A shuttered juvenile correction facility on St. Paul’s East Side is poised to become a shelter for homeless people suspected or known to have COVID-19.
The St. Paul City Council on Wednesday unanimously approved the temporary use of three buildings on the 72-acre Boys Totem Town site, which closed last year, to quarantine about 80 people who would otherwise be living in shelters. It’s part of a plan that local officials across Ramsey County have crafted to protect some of their most vulnerable residents and slow the virus’ spread.
With other emergency housing in place, including a formerly vacant Catholic Charities building and hotel rooms in St. Paul, Boys Totem Town isn’t yet needed. But Commissioner Trista MatasCastillo, who’s leading a homelessness work group made up of officials throughout the county, said she expects demand for beds will outstrip supply as the virus spreads through shelters and encampments.
“This is why we’re working so hard to identify spaces,” she said. “Now, I’ll be really honest — we don’t have the capacity to do it.”
Commissioners from Ramsey and Hennepin counties, along with the mayors of Minneapolis and St. Paul, plan to ask the state for money and personnel to mount a regional response to homelessness during a phone call Thursday with Gov. Tim Walz and Lt. Gov. Peggy Flanagan, MatasCastillo said.

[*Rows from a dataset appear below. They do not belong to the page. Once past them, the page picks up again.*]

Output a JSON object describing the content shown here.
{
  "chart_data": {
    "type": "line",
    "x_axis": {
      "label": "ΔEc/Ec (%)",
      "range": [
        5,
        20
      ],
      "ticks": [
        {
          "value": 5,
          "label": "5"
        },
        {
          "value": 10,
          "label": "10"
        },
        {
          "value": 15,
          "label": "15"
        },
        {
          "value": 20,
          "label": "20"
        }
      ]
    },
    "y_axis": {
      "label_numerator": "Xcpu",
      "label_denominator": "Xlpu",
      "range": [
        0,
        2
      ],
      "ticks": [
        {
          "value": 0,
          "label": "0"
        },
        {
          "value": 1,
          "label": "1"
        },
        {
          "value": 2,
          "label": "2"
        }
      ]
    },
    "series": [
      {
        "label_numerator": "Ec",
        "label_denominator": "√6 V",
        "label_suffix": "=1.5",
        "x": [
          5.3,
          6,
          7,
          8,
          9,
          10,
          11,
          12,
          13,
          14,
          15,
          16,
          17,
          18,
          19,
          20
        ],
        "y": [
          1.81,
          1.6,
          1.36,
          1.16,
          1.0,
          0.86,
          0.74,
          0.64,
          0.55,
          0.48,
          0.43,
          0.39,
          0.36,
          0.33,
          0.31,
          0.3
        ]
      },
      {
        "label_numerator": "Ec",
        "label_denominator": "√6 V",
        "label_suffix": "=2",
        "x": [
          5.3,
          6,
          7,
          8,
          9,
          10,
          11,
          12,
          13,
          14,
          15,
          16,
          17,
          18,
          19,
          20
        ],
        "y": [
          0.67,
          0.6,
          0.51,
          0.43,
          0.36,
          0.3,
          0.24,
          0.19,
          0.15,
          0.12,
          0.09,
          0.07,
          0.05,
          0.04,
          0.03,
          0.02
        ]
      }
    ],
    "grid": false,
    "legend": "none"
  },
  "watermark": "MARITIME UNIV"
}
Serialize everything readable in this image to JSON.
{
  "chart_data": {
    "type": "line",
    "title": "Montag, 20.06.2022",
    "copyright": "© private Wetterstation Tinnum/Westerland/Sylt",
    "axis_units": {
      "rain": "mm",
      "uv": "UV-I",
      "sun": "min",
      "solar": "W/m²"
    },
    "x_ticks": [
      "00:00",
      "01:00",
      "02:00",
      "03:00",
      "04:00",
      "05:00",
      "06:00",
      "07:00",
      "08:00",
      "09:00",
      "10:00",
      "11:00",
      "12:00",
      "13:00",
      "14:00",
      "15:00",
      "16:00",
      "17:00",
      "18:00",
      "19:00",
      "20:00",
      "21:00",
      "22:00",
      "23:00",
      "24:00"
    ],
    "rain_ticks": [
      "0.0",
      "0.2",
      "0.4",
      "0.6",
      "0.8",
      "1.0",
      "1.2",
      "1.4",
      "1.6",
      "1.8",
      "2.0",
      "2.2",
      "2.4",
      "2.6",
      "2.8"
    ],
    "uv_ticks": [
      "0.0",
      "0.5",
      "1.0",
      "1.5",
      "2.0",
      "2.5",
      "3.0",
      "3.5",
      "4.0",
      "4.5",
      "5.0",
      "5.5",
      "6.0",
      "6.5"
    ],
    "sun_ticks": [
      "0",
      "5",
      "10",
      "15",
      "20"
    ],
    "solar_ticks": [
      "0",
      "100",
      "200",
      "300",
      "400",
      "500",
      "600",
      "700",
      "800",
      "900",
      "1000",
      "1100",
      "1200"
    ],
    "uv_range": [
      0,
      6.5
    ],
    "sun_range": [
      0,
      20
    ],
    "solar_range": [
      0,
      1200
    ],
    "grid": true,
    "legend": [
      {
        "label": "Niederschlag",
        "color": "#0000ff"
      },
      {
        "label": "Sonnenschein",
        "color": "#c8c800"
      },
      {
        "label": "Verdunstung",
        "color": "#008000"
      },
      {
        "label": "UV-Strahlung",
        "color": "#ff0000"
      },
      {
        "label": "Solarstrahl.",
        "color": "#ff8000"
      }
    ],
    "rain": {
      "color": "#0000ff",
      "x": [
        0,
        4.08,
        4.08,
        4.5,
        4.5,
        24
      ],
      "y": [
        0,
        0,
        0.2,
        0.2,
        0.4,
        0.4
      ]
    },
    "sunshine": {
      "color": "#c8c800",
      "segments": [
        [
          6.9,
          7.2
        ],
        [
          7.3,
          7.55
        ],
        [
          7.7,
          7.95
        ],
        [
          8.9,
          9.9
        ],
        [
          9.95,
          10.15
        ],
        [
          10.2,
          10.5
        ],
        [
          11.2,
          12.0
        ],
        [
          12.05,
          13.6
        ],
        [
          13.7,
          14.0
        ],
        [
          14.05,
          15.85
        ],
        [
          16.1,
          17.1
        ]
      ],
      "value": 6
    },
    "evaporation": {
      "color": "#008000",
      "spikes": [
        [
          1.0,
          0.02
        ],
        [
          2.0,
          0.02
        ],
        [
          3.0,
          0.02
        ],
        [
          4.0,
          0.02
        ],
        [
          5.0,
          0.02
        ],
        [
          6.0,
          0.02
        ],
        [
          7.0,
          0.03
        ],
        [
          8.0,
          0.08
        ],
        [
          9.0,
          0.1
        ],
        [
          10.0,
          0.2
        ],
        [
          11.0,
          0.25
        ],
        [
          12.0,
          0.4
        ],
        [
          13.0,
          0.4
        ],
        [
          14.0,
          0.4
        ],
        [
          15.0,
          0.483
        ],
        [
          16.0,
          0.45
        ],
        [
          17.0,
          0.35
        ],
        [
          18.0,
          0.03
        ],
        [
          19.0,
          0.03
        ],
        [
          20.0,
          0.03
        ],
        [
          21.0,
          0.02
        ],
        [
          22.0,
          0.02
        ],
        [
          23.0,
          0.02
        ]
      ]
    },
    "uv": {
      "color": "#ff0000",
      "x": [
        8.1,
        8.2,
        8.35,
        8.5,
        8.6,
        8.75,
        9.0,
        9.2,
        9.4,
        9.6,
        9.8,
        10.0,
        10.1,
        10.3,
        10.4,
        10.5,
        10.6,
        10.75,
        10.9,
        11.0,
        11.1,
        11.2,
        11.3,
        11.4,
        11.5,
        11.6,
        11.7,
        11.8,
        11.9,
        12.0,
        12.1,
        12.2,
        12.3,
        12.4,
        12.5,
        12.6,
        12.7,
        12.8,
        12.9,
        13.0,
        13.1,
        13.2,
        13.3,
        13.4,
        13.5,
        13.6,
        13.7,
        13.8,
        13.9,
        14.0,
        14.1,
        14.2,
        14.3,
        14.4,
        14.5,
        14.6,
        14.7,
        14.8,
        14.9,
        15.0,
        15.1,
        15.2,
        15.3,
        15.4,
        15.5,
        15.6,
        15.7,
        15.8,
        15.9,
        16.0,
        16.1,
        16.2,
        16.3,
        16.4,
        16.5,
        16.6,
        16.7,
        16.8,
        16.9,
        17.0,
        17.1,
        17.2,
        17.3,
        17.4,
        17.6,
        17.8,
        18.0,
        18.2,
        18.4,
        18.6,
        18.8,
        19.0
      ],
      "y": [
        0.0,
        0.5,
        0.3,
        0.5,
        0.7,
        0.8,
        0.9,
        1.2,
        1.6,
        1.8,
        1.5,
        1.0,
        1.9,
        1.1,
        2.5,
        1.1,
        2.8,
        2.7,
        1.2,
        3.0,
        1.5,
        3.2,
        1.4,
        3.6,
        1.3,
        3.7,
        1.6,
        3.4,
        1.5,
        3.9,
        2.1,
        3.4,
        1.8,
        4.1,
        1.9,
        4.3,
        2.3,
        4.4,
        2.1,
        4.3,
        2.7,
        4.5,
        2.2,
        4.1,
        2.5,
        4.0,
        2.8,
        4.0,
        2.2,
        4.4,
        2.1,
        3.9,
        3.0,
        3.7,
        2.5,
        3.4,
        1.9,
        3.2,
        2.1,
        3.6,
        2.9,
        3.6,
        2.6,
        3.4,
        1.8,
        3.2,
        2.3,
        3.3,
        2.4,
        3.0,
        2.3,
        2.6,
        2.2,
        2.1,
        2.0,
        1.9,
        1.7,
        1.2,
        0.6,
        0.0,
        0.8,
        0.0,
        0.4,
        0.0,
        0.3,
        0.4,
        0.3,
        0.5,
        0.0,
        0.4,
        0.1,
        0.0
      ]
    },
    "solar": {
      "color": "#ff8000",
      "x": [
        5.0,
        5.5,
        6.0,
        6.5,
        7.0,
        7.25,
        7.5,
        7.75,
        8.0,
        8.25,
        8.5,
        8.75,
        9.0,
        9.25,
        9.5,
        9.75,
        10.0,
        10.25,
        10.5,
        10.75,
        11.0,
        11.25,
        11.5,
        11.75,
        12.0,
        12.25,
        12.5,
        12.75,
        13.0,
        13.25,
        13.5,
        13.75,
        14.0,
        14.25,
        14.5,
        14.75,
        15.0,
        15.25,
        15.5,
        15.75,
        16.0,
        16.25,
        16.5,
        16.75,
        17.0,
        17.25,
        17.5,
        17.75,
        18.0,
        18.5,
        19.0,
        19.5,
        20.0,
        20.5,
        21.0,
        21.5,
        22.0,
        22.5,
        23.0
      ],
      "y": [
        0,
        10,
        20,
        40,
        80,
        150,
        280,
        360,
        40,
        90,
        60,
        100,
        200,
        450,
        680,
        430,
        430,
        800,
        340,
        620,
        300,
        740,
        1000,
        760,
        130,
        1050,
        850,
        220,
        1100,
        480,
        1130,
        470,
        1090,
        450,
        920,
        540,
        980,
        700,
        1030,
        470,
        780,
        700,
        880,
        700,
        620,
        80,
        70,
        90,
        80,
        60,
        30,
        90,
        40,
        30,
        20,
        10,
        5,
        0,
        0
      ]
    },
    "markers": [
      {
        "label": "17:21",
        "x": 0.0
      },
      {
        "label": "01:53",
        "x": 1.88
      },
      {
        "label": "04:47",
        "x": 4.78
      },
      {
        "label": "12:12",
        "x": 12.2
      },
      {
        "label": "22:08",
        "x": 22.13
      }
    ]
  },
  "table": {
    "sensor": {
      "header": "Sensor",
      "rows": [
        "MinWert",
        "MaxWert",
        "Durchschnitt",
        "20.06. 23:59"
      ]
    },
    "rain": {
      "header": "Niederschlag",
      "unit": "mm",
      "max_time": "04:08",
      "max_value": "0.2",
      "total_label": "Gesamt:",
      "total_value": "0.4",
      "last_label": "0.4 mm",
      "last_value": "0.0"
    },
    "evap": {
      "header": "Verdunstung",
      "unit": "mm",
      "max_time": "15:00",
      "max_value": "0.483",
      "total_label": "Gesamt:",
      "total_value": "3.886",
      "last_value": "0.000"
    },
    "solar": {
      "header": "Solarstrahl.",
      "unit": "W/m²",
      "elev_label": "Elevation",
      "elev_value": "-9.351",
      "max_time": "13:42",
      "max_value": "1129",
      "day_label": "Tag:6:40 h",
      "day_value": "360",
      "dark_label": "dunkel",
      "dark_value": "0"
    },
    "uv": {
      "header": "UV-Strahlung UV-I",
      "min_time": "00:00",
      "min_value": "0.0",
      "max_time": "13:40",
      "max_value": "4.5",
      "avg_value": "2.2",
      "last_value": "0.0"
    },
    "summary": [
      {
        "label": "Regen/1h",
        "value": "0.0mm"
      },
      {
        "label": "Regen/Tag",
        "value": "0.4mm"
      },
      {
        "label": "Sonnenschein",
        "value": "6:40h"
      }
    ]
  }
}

The Ramsey County Board in mid-March allocated up to $1.8 million — $664,544 of which had been spent as of Wednesday — for temporary quarantine facilities for residents experiencing homelessness. Ten days later, the county opened Mary Hall in downtown St. Paul to homeless single adults displaying COVID-19 symptoms.
Mary Hall, a former dormitory and temporary shelter that Ramsey County is leasing from Catholic Charities, can house up to 140 people. Once it’s full, the county will open the former Boys Totem Town.
Occupancy at Mary Hall has hovered around 40 people in the last month, said Max Holdhusen, Ramsey County’s housing stability manager. People can stay up to two weeks, or until they’re asymptomatic.
So far, no one has gotten sick enough with COVID-19 to require hospitalization, Holdhusen said, and people who have recovered have returned to other temporary housing.
Others have had to leave because they weren’t following the code of conduct, which includes prohibitions on smoking and drug and alcohol use inside the building — although “if someone was deemed COVID-positive, we wouldn’t kick them out for smoking in the room,” he said.
“These are voluntary facilities,” he said. “It’s really about creating an environment that encourages people to stay there.”
St. Paul Council Member Jane Prince, whose ward includes Boys Totem Town, said neighbors she’s talked to have expressed support for turning the site into a shelter.
“I think it’s a really appropriate place to look at being able to serve those needs during this unprecedented crisis,” she said.
The county is also renting hotel rooms in St. Paul for 88 people who are homeless but are not exhibiting COVID-19 symptoms, and is in contract negotiations to rent more, Holdhusen said.
More than 400 beds are needed for people currently living in shelters in Ramsey County, MatasCastillo said, and that’s not counting people living outside. Efforts to turn dormitories on college campuses and at the State Fairgrounds into temporary shelters so far have been unsuccessful, she said.
“I’ve been working on [homelessness] for so many years that I’m a little cynical,” MatasCastillo said, “and yet I really believe we really can solve this if we put our minds to it.”